The Best Automation and Technology Project was presented to Cobb EMC for its distribution automation project. In 1991, Cobb EMC implemented a long term distribution automation project, which would better support the region`s development and enhance reliability of service to existing customers. Through distributions automation, they were able to minimize outage times, reduce the travel time of patrolling crews and sectionalize the system by remote control.
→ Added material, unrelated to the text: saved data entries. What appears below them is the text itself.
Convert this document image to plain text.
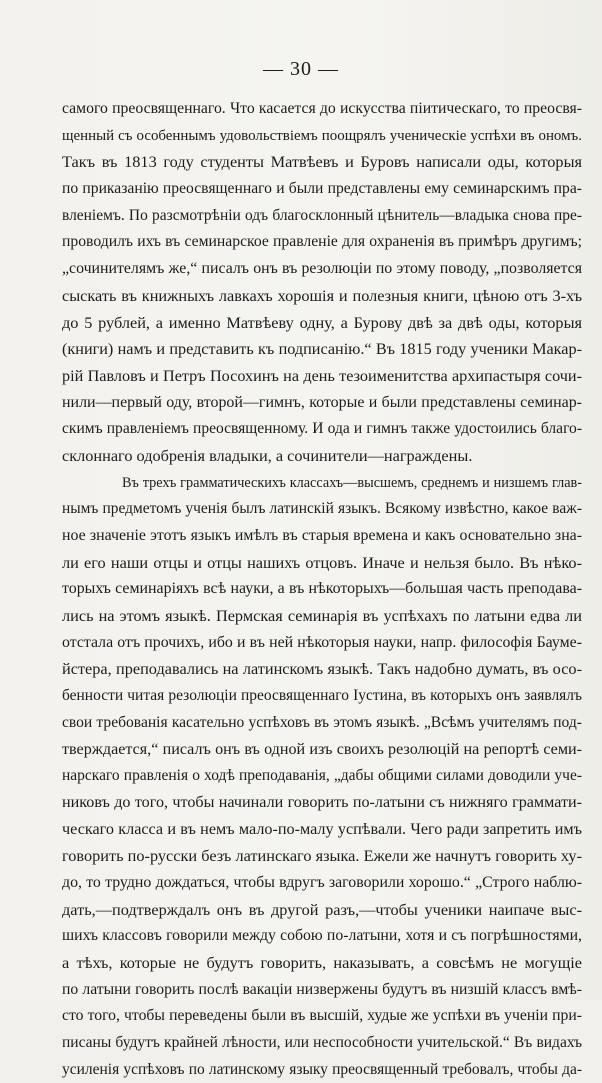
— 30 —
самого преосвященнаго. Что касается до искусства пiитическаго, то преосвя-
щенный съ особеннымъ удовольствiемъ поощрялъ ученическiе успѣхи въ ономъ.
Такъ въ 1813 году студенты Матвѣевъ и Буровъ написали оды, которыя
по приказанiю преосвященнаго и были представлены ему семинарскимъ пра-
вленiемъ. По разсмотрѣнiи одъ благосклонный цѣнитель—владыка снова пре-
проводилъ ихъ въ семинарское правленiе для охраненiя въ примѣръ другимъ;
„сочинителямъ же,“ писалъ онъ въ резолюцiи по этому поводу, „позволяется
сыскать въ книжныхъ лавкахъ хорошiя и полезныя книги, цѣною отъ 3-хъ
до 5 рублей, а именно Матвѣеву одну, а Бурову двѣ за двѣ оды, которыя
(книги) намъ и представить къ подписанiю.“ Въ 1815 году ученики Макар-
рiй Павловъ и Петръ Посохинъ на день тезоименитства архипастыря сочи-
нили—первый оду, второй—гимнъ, которые и были представлены семинар-
скимъ правленiемъ преосвященному. И ода и гимнъ также удостоились благо-
склоннаго одобренiя владыки, а сочинители—награждены.
Въ трехъ грамматическихъ классахъ—высшемъ, среднемъ и низшемъ глав-
нымъ предметомъ ученiя былъ латинскiй языкъ. Всякому извѣстно, какое важ-
ное значенiе этотъ языкъ имѣлъ въ старыя времена и какъ основательно зна-
ли его наши отцы и отцы нашихъ отцовъ. Иначе и нельзя было. Въ нѣко-
торыхъ семинарiяхъ всѣ науки, а въ нѣкоторыхъ—большая часть преподава-
лись на этомъ языкѣ. Пермская семинарiя въ успѣхахъ по латыни едва ли
отстала отъ прочихъ, ибо и въ ней нѣкоторыя науки, напр. философiя Бауме-
йстера, преподавались на латинскомъ языкѣ. Такъ надобно думать, въ осо-
бенности читая резолюцiи преосвященнаго Iустина, въ которыхъ онъ заявлялъ
свои требованiя касательно успѣховъ въ этомъ языкѣ. „Всѣмъ учителямъ под-
тверждается,“ писалъ онъ въ одной изъ своихъ резолюцiй на репортѣ семи-
нарскаго правленiя о ходѣ преподаванiя, „дабы общими силами доводили уче-
никовъ до того, чтобы начинали говорить по-латыни съ нижняго граммати-
ческаго класса и въ немъ мало-по-малу успѣвали. Чего ради запретить имъ
говорить по-русски безъ латинскаго языка. Ежели же начнутъ говорить ху-
до, то трудно дождаться, чтобы вдругъ заговорили хорошо.“ „Строго наблю-
дать,—подтверждалъ онъ въ другой разъ,—чтобы ученики наипаче выс-
шихъ классовъ говорили между собою по-латыни, хотя и съ погрѣшностями,
а тѣхъ, которые не будутъ говорить, наказывать, а совсѣмъ не могущiе
по латыни говорить послѣ вакацiи низвержены будутъ въ низшiй классъ вмѣ-
сто того, чтобы переведены были въ высшiй, худые же успѣхи въ ученiи при-
писаны будутъ крайней лѣности, или неспособности учительской.“ Въ видахъ
усиленiя успѣховъ по латинскому языку преосвященный требовалъ, чтобы да-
Also presented at DistribuTECH `99 was the Utility of the Year award, sponsored by Electric, Light & Power (EL&P) magazine. Michael Burr, EL&P managing editor presented Duke Energy with this prestigious award.
2000 is Almost Here
DistribuTECH `99 provided thousands of delegates with information that will help them make informed corporate decisions as the industry goes through its massive changes in the next few years. The information they received, from some of the utility industry`s leading experts, will help guide utilities and vendors into the new millennium. Technology is the driving force in the industry and will help to bring the future closer to reality. With this constant change, keeping informed is vital in the emerging competitive environment. To keep current on the most important developments in the industry, planning for DistribuTECH 2000 is well under way. By attending DistribuTECH 2000 in Miami Beach, March 1-3, you can keep one step ahead of technology, and know what the future will be. n
DistribuTECH `99 delegates prepare for the conference at the San Diego Convention Center.
More than 250 exhibitors demonstrate their products and services for thousands of delegates at DistribuTECH `99.